SRS allows retrieving information for clustered proteins from other databases using indexed links. The SWISS-PROT+TrEMBL accession numbers stored in the CluSTr database are used to access the corresponding proteins, which SRS allows to download in various formats. The retrieved SWISS-PROT+TrEMBL records could be linked further inside SRS to other databases. For example, on the basis of information from OMIM (7) (a catalogue of human genes and genetic disorders), it is possible to see whether proteins from a cluster are associated with a disease.

The CluSTr interface is enriched by information on the underlining domain architecture via InterPro resource. For each cluster an InterPro section provides the summary of the domain content, showing the homogeneity of a group in terms of represented domains. Visual representation of this data is provided through the InterPro graphical interface. The analysis of a cluster domain composition is even more apparent with the condensed graphical view, which shows a single representative for clustered proteins with exactly the same domain architecture.

The DisplayFam multiple alignment browser has been recently included to visualize summarized multiple alignments based on sequence divergence trees and consensus sequences. For the users who want to edit multiple alignments of the clustered proteins, we integrated Jalview (8). This tool has many useful colouring schemes, which highlight different features of multiple alignments. For example, it is possible to colour amino acids according to their biochemical properties, to identify most conservative residue columns and to see secondary structure predictions.

Structural information provides an important insight into the understanding of protein functions. For each cluster, the list of secondary structure cross-references to the Homology derived Secondary Structure of Proteins (HSSP) database (9) is generated dynamically.
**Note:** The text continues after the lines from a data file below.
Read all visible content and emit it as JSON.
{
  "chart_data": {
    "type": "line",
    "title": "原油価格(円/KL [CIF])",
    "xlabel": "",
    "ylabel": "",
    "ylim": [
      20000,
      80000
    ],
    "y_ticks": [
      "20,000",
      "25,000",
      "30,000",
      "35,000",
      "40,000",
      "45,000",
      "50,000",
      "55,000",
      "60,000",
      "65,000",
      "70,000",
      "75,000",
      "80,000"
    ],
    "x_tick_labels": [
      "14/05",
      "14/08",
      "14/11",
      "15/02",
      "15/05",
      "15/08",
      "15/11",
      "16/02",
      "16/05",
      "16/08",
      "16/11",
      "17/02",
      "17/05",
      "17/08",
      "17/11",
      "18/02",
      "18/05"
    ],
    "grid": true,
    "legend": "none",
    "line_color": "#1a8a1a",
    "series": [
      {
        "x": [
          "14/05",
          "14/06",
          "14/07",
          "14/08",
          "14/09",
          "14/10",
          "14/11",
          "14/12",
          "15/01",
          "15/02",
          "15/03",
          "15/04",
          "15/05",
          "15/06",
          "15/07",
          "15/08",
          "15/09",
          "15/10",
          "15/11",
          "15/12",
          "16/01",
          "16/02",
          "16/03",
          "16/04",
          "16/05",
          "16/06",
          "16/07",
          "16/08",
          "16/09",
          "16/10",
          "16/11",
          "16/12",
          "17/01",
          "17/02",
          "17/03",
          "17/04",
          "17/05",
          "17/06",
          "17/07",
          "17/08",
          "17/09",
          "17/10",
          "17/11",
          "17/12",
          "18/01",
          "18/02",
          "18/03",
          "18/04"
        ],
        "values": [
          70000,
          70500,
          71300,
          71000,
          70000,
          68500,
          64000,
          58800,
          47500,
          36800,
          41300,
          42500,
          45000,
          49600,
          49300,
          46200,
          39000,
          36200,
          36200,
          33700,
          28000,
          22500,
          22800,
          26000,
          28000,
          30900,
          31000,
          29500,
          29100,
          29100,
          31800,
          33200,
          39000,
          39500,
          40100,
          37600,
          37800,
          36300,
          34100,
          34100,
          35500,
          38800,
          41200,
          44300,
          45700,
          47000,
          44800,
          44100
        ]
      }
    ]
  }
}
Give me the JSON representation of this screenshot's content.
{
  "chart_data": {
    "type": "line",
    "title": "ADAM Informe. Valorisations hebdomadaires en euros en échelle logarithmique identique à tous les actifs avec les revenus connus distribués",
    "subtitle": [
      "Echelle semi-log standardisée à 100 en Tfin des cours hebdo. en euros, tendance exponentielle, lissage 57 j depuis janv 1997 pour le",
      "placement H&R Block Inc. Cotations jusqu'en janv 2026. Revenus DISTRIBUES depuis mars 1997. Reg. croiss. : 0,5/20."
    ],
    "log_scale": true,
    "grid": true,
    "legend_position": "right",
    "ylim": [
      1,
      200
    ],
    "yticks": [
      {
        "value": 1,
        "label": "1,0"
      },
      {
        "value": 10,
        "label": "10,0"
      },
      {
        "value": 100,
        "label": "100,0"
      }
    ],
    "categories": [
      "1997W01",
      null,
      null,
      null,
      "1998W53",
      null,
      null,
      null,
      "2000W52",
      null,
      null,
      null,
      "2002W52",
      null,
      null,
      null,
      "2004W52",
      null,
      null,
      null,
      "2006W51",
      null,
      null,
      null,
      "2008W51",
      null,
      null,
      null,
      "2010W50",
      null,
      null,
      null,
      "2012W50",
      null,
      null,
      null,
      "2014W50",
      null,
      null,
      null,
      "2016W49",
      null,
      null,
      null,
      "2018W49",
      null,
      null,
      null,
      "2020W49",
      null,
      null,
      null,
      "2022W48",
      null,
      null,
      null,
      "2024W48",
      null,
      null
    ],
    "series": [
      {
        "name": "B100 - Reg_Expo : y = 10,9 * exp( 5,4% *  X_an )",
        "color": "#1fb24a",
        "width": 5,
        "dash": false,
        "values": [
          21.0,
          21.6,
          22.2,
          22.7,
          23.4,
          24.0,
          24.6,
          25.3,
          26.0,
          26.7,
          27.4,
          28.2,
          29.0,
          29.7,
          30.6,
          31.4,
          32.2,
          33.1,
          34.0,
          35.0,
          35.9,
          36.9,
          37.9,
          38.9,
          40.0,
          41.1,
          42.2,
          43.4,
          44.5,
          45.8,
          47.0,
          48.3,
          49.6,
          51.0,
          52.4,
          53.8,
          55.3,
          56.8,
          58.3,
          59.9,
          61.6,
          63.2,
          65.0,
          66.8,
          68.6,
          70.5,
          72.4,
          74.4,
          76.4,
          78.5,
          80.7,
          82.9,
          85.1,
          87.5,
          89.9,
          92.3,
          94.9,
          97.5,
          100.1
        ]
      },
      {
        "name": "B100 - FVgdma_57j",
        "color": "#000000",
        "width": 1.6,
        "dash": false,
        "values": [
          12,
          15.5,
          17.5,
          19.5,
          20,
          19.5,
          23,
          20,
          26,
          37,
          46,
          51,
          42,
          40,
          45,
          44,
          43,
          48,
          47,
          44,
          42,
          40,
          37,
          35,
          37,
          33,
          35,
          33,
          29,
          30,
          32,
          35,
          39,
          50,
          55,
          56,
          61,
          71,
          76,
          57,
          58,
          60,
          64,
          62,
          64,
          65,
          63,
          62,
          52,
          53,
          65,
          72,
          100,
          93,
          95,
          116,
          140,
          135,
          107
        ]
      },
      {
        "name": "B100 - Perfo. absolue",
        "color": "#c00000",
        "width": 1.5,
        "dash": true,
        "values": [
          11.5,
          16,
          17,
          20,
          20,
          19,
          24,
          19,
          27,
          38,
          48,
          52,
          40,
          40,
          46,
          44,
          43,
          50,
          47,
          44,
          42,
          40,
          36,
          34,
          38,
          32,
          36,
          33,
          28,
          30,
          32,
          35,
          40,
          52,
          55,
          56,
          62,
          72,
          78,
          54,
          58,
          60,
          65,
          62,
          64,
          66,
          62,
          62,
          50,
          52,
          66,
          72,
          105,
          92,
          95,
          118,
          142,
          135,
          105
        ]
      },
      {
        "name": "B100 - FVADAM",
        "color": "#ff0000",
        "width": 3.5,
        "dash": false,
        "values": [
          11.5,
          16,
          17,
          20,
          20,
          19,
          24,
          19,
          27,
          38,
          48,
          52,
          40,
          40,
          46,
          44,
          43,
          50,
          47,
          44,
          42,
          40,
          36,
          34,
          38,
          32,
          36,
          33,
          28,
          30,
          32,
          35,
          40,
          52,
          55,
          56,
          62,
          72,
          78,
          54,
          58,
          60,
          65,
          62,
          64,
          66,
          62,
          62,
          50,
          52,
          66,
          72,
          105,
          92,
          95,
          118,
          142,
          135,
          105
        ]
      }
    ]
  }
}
The database also provides links to the Protein Data Bank (PDB) resource (10), the archive of structural data of biological macromolecules.

An automated procedure has been developed to update CluSTr data incrementally in a synchronized manner with weekly releases of SWISS-PROT+TrEMBL. Additional ORACLE tables are used to facilitate the update procedure, which identifies new, updated, unchanged and deleted proteins using SWISS-PROT+TrEMBL accession numbers and the circular redundancy checksum (CRC64) of sequences. The list of new and changed proteins is used to calculate the similarity between proteins in this set and against proteins in the unchanged set. Clusters are built for the updated similarity matrix on different levels of Z-scores using a single linkage algorithm.

An automatic procedure for tracing cluster identifiers between releases was developed based on the MatchDom algorithm (11). The algorithm transfers the cluster identifiers from a reference cluster set to a target set, looking for cluster overlaps between two successive releases of CluSTr. The matching clusters are sorted and the best overlapping cluster inherits the identifier of a reference cluster. The other clusters get new identifiers. The procedure allows maintaining stable cluster identifiers corresponding to particular protein families.

Apart from its use as an interactive web resourse, CluSTr has been applied to the analysis of complete proteomes http://www.ebi.ac.uk/proteome (12). The CluSTr section at the Proteome Analysis database provides a general description of homologous protein groups in completely sequenced genomes as well as a list of candidates with novel sequence domains. The developed methodology has also been used for the in depth study of protein families (13).

CluSTr is an evolving resource. New developments include an improved web interface, an automated update procedure and better coverage of SWISS-PROT+TrEMBL data, which will allow us to use the resource in the TrEMBL automatic annotation routine, known as a RuleBase (14).